As he flipped through the pages, the pictures spark memories of what he calls "frying hair", and soon his full body laughter resonates throughout his home.

"They have the hot combs and some of them used the stove top in the kitchen with the gas to keep those irons hot. And you can hear it singein’ when it goes through the hair. That’s why we called it frying hair."

Wilson attended St. Anthony’s Catholic School in Savannah. He says the income his mother earned from Madame Freeman’s allowed him to receive a better education that many of his peers.

Bobby Wilson and Leon Spencer went on to form a life long friendship from their time around the school. Spencer says it wasn’t just a place for doing hair but a safe place to discuss social issues during the difficult times of segregation.

"A black male had been convicted of a crime and he had been put to death. And there were lots of appeals.
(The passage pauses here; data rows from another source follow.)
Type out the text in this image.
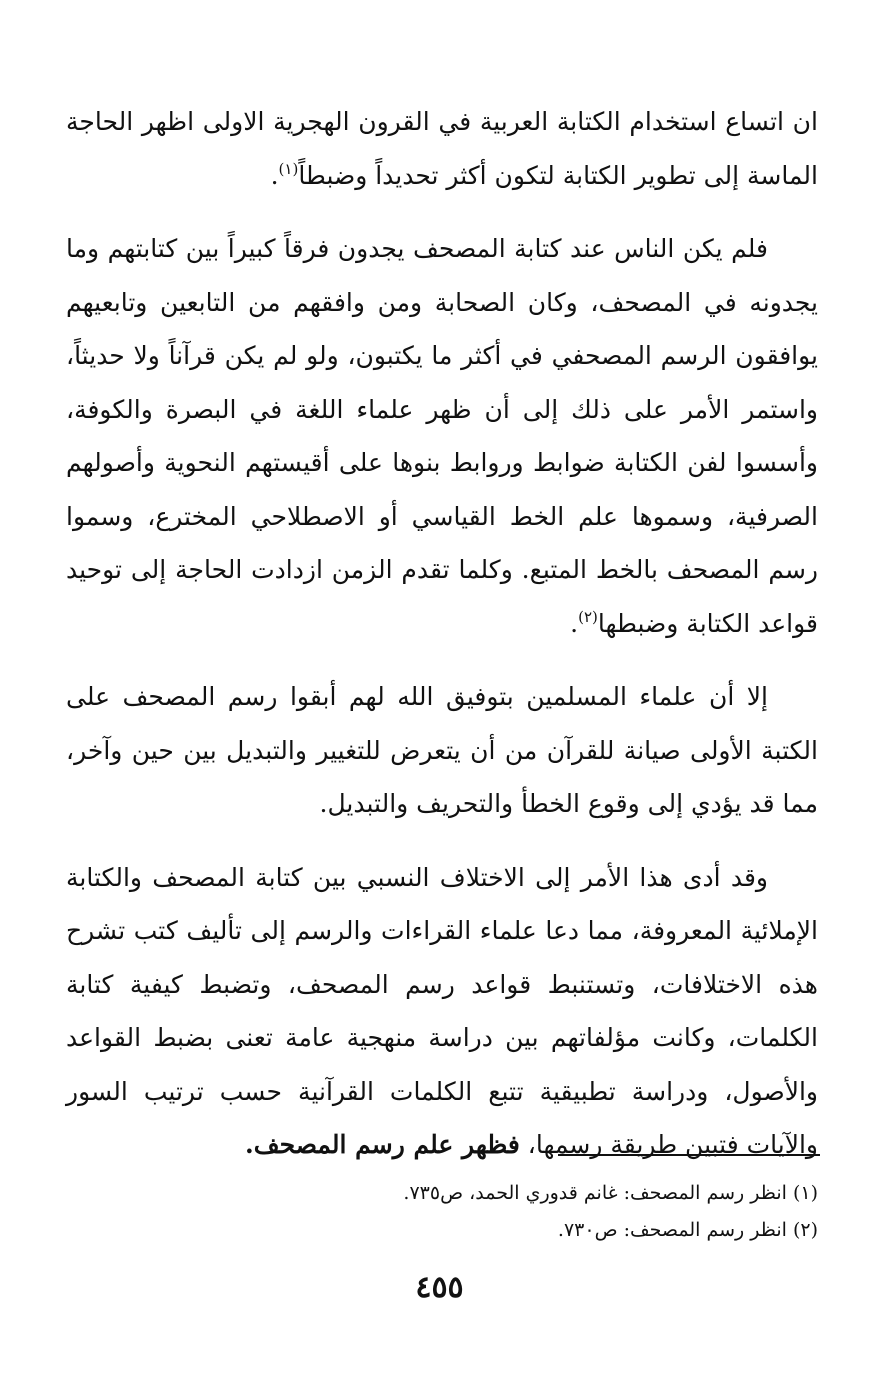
ان اتساع استخدام الكتابة العربية في القرون الهجرية الاولى اظهر الحاجة الماسة إلى تطوير الكتابة لتكون أكثر تحديداً وضبطاً$^{(١)}$.

فلم يكن الناس عند كتابة المصحف يجدون فرقاً كبيراً بين كتابتهم وما يجدونه في المصحف، وكان الصحابة ومن وافقهم من التابعين وتابعيهم يوافقون الرسم المصحفي في أكثر ما يكتبون، ولو لم يكن قرآناً ولا حديثاً، واستمر الأمر على ذلك إلى أن ظهر علماء اللغة في البصرة والكوفة، وأسسوا لفن الكتابة ضوابط وروابط بنوها على أقيستهم النحوية وأصولهم الصرفية، وسموها علم الخط القياسي أو الاصطلاحي المخترع، وسموا رسم المصحف بالخط المتبع. وكلما تقدم الزمن ازدادت الحاجة إلى توحيد قواعد الكتابة وضبطها$^{(٢)}$.

إلا أن علماء المسلمين بتوفيق الله لهم أبقوا رسم المصحف على الكتبة الأولى صيانة للقرآن من أن يتعرض للتغيير والتبديل بين حين وآخر، مما قد يؤدي إلى وقوع الخطأ والتحريف والتبديل.

وقد أدى هذا الأمر إلى الاختلاف النسبي بين كتابة المصحف والكتابة الإملائية المعروفة، مما دعا علماء القراءات والرسم إلى تأليف كتب تشرح هذه الاختلافات، وتستنبط قواعد رسم المصحف، وتضبط كيفية كتابة الكلمات، وكانت مؤلفاتهم بين دراسة منهجية عامة تعنى بضبط القواعد والأصول، ودراسة تطبيقية تتبع الكلمات القرآنية حسب ترتيب السور والآيات فتبين طريقة رسمها، فظهر علم رسم المصحف.

(١) انظر رسم المصحف: غانم قدوري الحمد، ص٧٣٥.

(٢) انظر رسم المصحف: ص٧٣٠.

٤٥٥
And I remember the passion about “we have to do something” so they began to collect money in the in the beauty shop."

Freeman married twice but never had children. She went on to own a floral shop and a tea –shop, even after losing her eyesight to diabetes.

Her beauty school closed shortly after her death in 1957.

Though many decades have passed, Spencer, who now works as a counselor says he’ll never forget what he learned all those years ago playing on the floor of the beauty school.

"Appreciation for the black working class. Those people who did the every day kind of work that kept our pulse beating. And I think I learned a respect for women too, I had too."